I thought it was normal. Maybe everyone goes through this?

After graduation at 24, I moved overseas to land my first teaching job in London, England. I distinctly remember calling in sick and spending days in bed, writhing in pain. By this point, I understood that I was suffering from migraine, but I had no idea what that meant. It was the last thing I wanted to research. I took as much extra strength advil as seemed appropriate and got on with it. As the British say, keep calm and carry on.

Everything changed in the late summer of 2012 when I moved back home to Vancouver Island.

Seemingly overnight, the migraines I had been dealing with for 12 years became chronic. The International Headache Society states that chronic migraine is “living” with 15 days or more per month with migraine for at least a 3 month period. I put living in quotations because when you have migraine that often, it’s questionable how much “living” you are actually doing.

You don’t realize how precious your health is until you spend half of your life in debilitating pain.

It’s been over 6 years at time of writing this post. I would say I’ve lived about 3.5 of those years. The rest of the time has been spent in bed, on the couch, in the hospital, crying, puking, avoiding my favourite places, my favourite people, sleeping during the day, heavily medicated, and basically being a shadow of myself.

This disorder takes everything from you.

My first thought every morning is, ‘How is my head today?’ I can’t commit to any plans or even a consistent work schedule. I am constantly canceling appointments, get togethers, date nights, meetings. Migraines have rendered me unreliable. I let people down. The people who mean the world to me. I have very little control over the attacks that dominate my life. I am at the mercy of my body.

And it’s all invisible.

No one can see the throbbing, stabbing, pounding pain. No one can see how heavy I feel on the inside. The burden I know I am to those I rely on. Invisible hammers smash against the bones of my face and something is stabbing into my neck and shoulders. I wear my sunglasses in the grocery store and you’ll have to speak up, because I probably have ear plugs in.

You know that moment when Spiderman first gets his “spidey senses”? When everything is coming at him with such vivid intensity?

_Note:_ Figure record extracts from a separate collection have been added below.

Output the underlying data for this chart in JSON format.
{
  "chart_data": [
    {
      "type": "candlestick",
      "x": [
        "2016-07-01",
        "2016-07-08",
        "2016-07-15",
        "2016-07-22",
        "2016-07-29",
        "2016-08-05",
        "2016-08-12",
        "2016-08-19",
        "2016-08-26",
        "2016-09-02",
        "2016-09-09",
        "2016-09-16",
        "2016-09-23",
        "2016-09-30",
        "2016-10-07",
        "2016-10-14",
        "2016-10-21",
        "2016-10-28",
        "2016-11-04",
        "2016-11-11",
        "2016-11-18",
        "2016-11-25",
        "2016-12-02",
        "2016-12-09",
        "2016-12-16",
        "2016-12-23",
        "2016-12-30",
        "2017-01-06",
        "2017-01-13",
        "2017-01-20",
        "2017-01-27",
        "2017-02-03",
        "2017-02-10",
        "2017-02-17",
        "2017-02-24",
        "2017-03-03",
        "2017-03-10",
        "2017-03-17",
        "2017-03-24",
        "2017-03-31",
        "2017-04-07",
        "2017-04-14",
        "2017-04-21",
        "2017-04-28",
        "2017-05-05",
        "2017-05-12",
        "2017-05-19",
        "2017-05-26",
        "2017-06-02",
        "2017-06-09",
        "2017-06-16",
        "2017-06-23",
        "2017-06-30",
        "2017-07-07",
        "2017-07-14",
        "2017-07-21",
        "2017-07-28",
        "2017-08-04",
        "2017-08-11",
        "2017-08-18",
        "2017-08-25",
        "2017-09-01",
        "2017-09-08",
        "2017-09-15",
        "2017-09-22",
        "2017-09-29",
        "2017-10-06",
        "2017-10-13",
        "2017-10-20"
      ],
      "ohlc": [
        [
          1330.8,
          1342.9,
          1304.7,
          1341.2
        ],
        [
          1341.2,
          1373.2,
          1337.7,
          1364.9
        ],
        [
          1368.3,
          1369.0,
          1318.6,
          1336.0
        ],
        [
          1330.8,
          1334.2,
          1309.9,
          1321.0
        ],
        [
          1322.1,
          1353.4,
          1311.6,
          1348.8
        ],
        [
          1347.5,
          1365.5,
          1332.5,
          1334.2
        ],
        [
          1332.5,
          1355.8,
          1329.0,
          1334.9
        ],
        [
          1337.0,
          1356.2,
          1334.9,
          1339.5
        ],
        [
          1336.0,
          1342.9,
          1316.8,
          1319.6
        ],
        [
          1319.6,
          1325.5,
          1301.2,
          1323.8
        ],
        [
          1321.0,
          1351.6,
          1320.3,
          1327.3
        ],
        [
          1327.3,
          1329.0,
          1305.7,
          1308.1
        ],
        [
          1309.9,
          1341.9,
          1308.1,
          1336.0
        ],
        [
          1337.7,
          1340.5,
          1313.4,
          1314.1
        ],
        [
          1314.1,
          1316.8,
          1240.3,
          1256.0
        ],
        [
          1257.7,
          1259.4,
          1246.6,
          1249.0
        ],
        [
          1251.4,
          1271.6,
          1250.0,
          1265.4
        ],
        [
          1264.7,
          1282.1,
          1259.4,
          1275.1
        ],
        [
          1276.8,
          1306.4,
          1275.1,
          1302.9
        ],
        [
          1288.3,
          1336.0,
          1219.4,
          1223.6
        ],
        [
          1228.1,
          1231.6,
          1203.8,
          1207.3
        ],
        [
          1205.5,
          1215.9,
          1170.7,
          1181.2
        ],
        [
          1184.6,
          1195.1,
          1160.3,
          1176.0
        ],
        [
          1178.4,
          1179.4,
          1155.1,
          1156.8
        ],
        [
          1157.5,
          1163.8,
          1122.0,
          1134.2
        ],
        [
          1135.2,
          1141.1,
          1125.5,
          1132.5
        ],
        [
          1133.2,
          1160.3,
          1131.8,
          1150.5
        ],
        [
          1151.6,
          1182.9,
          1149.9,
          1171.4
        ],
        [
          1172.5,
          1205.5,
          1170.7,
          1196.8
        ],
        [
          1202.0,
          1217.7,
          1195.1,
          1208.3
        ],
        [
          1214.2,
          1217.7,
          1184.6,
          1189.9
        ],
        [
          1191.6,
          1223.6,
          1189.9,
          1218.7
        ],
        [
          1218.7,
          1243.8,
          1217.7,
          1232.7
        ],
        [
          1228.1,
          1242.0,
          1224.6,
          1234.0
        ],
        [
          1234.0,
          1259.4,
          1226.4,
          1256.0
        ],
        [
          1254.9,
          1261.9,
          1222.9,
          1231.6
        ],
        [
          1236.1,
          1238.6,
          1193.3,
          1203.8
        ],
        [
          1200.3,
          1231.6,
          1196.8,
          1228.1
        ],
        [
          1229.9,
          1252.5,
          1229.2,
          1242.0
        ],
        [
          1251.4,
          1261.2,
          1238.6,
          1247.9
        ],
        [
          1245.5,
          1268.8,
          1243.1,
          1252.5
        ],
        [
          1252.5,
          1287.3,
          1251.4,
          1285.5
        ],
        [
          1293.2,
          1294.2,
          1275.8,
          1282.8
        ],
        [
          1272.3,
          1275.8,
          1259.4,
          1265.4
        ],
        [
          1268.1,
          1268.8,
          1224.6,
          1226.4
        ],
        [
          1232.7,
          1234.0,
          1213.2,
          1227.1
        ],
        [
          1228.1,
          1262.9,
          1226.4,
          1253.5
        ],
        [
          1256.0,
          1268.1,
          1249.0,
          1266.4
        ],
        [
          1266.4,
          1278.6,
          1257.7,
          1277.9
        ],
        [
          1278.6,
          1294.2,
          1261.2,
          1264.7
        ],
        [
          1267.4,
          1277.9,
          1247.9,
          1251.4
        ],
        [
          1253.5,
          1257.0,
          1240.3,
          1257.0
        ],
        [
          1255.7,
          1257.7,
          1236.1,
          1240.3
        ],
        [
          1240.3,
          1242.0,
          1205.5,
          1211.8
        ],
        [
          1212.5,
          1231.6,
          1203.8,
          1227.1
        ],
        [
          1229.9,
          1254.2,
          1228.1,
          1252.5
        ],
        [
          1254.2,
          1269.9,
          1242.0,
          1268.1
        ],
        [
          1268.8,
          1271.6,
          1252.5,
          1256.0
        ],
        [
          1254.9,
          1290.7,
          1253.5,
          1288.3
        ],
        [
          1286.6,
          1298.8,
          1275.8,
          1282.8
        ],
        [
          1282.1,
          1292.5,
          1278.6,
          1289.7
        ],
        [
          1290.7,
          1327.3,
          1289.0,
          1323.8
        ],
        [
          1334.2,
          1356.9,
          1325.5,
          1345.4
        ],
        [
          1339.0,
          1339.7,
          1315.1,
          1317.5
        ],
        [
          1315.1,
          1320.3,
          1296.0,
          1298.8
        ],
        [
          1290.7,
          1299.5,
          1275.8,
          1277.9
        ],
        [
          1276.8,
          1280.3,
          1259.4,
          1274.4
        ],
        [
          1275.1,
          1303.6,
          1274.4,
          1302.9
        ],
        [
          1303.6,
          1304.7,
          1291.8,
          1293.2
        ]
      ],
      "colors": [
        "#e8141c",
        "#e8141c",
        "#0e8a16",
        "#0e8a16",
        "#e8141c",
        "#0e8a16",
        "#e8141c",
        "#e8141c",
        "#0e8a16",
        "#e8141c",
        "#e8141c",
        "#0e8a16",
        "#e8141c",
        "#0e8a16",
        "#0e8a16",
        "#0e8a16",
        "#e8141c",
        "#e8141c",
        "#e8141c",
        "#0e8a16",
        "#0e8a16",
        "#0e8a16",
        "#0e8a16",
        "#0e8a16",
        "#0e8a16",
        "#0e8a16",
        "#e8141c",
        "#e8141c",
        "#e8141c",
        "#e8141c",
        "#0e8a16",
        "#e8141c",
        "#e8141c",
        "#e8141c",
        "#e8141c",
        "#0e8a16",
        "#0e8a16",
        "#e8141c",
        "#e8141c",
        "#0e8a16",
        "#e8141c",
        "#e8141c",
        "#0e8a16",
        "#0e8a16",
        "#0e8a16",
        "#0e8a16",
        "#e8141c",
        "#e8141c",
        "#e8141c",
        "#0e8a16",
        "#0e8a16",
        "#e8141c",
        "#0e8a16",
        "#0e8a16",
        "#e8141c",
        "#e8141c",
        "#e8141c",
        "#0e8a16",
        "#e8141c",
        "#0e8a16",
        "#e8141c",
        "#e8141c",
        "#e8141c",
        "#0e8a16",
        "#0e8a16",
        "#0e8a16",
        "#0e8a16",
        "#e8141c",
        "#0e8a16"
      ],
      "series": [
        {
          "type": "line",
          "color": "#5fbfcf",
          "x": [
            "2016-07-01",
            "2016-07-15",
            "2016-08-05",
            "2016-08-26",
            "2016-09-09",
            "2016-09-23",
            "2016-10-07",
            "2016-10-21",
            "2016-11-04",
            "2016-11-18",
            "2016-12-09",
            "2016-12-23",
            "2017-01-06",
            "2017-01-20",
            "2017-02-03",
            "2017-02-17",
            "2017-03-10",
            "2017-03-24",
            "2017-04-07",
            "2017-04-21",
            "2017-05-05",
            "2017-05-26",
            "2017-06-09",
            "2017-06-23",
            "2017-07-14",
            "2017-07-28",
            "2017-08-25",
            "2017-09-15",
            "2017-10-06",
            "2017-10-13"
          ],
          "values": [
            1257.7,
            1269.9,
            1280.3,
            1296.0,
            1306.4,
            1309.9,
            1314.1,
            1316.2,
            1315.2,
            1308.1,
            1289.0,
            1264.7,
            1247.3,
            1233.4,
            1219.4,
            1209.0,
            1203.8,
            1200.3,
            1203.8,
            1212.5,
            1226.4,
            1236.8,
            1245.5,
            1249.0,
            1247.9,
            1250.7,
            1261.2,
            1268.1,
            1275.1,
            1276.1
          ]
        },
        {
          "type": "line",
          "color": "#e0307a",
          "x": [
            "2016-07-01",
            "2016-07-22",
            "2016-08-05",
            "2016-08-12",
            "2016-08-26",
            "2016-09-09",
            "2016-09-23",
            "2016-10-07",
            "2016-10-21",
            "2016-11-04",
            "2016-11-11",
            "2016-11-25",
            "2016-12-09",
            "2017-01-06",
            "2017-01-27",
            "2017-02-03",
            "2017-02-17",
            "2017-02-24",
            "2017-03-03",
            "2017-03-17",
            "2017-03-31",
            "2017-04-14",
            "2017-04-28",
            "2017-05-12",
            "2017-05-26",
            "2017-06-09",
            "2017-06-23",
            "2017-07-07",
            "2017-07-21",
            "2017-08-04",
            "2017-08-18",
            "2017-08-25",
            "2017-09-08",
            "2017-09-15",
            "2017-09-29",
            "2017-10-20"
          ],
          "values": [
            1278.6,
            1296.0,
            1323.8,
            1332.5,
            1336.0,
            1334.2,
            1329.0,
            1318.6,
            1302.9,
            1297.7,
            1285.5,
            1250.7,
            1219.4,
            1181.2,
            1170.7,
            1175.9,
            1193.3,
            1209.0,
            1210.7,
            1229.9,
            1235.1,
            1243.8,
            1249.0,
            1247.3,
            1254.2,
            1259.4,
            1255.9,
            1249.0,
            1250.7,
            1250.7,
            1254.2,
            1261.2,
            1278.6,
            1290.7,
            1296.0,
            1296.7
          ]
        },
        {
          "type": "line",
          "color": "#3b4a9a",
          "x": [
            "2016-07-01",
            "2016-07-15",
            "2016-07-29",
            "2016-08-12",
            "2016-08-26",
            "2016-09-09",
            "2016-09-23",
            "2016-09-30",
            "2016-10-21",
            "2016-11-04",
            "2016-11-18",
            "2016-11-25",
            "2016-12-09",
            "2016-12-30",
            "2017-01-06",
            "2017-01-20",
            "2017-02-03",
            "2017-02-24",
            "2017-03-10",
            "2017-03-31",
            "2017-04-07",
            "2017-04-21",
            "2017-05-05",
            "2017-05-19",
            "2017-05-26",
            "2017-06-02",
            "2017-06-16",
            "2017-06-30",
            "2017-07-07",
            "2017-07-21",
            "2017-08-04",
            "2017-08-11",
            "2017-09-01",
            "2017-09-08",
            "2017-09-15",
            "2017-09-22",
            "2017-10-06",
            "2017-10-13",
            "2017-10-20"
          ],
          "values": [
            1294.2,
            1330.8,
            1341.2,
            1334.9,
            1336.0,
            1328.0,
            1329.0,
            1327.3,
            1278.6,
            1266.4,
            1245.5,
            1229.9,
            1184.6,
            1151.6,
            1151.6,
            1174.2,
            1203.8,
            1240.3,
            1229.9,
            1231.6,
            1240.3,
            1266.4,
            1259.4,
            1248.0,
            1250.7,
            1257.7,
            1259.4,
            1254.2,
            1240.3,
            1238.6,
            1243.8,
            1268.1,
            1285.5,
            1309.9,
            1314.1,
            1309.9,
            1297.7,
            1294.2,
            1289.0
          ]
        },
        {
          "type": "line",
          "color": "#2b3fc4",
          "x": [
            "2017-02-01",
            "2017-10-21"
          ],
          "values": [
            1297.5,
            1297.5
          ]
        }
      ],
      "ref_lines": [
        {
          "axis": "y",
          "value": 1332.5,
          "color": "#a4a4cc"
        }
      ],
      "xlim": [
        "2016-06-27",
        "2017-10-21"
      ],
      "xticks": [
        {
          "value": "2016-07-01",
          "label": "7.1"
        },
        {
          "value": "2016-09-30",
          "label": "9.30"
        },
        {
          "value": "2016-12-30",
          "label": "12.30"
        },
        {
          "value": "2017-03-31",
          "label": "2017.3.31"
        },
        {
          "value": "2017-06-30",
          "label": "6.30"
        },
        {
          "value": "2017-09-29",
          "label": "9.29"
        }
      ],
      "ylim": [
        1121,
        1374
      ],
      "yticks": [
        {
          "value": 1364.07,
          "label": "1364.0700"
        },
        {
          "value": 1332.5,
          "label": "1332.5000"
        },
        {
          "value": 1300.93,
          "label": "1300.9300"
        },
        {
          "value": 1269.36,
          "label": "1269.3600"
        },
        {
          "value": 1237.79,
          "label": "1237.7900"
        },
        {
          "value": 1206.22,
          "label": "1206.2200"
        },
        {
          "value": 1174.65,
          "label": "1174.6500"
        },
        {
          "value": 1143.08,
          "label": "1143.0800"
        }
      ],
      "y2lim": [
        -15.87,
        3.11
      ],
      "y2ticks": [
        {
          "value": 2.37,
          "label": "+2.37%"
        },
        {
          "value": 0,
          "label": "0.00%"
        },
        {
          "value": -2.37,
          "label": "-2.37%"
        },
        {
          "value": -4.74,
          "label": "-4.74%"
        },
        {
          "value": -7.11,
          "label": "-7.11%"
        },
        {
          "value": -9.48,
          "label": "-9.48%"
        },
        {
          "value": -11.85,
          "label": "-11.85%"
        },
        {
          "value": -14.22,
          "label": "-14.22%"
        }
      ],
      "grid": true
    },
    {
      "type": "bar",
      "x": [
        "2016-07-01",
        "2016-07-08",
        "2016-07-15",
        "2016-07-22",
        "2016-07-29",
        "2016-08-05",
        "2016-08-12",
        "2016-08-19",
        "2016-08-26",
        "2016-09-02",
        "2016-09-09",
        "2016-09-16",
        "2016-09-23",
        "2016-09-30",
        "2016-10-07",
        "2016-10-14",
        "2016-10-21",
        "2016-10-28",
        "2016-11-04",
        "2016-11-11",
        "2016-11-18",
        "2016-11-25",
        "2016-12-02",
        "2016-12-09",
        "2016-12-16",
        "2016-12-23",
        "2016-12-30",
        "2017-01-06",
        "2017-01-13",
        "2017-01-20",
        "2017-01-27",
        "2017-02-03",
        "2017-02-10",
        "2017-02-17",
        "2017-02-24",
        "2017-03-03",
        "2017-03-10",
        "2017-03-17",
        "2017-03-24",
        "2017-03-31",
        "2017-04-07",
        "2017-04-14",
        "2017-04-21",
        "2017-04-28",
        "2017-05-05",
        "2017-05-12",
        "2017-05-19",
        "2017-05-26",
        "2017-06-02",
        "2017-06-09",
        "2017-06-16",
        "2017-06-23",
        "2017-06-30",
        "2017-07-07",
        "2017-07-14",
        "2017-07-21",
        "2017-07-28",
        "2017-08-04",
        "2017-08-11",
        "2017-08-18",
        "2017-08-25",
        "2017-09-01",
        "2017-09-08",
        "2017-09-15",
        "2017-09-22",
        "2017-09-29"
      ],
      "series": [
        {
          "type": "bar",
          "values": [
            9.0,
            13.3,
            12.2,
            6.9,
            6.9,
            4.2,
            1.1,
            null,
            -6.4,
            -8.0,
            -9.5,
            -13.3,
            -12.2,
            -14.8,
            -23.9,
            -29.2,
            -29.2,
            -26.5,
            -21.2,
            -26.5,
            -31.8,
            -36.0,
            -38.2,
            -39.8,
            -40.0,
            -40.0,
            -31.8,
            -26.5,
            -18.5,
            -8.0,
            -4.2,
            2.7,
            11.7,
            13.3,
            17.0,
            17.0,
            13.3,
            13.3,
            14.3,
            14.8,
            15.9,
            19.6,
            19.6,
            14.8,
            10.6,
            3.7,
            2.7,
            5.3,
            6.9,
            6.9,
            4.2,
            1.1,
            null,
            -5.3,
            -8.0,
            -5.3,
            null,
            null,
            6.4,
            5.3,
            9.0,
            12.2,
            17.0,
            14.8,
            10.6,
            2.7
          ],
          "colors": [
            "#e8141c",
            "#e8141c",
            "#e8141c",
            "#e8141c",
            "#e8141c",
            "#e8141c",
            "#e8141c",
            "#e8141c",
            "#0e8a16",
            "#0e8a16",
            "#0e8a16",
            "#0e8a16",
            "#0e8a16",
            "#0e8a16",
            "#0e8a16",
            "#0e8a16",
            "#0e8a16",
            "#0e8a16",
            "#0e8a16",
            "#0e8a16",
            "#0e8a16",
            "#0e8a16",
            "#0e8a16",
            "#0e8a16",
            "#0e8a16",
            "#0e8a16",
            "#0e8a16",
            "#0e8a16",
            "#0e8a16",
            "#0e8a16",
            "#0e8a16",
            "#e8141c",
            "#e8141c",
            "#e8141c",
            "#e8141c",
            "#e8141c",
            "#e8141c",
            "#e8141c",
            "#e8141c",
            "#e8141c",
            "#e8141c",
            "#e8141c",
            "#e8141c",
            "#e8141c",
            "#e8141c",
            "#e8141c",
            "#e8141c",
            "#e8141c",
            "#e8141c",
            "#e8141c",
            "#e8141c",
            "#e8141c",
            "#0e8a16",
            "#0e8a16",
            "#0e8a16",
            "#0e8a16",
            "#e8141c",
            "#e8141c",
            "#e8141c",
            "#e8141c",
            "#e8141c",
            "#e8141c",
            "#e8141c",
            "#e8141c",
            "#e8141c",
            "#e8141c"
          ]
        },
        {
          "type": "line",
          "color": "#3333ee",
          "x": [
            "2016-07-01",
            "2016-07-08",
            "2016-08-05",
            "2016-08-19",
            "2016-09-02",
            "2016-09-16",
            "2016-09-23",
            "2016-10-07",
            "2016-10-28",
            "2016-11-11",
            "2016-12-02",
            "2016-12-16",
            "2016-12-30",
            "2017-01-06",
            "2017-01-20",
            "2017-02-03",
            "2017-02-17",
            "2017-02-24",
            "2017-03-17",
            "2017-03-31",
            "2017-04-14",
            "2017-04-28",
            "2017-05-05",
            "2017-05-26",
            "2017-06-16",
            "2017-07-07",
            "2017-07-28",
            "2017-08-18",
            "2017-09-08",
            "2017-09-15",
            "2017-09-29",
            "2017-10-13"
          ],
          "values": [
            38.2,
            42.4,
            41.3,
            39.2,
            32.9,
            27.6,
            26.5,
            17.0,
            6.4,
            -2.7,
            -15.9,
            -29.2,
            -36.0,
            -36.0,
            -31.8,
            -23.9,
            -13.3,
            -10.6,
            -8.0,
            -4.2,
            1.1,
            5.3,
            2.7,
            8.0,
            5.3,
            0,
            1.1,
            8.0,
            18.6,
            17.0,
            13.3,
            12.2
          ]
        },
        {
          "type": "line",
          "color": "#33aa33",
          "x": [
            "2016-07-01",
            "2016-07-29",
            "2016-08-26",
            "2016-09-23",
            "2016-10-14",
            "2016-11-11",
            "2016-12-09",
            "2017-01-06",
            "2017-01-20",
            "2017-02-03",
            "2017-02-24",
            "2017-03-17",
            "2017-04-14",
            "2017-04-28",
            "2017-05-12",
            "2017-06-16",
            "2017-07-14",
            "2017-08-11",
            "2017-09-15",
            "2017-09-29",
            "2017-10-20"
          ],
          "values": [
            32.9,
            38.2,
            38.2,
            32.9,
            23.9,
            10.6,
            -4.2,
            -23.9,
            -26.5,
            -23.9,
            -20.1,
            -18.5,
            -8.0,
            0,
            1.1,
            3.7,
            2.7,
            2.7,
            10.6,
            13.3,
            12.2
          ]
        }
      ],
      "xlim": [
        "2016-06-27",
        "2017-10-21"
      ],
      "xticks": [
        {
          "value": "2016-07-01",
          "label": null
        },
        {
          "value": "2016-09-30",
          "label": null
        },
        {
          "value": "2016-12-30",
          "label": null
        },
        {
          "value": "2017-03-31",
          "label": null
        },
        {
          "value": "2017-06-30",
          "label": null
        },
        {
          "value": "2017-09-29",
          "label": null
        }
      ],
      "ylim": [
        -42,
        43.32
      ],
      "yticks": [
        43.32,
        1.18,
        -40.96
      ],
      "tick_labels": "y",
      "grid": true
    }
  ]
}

That’s migraine for me.

But there’s another side of this story…

Migraines have shown me just how strong I can be. They have gifted me increased empathy for others. I have learned that health is a top priority and that we can control more factors than we think. Migraines have taught me about honesty and moderation, about forgiveness and acceptance. But most important of all, migraines have taught me to never give up hope.

I am a migraine warrior.

I now know more than I have ever known about migraine and I’ve begun helping others in their migraine journeys. I am opening up about my illness to increase awareness and decrease stigma. Migraines are a seriously debilitating neurological condition that I wouldn’t wish on anyone, and they are made worse when you suffer alone.

If you struggle with migraine, please reach out. Support, questions, ideas – I welcome it all and will help in any way I can.

If you know someone who is suffering with migraine, please consider sharing this blog with them so they know they are not alone.

And maybe one day, we will find a cure for migraine.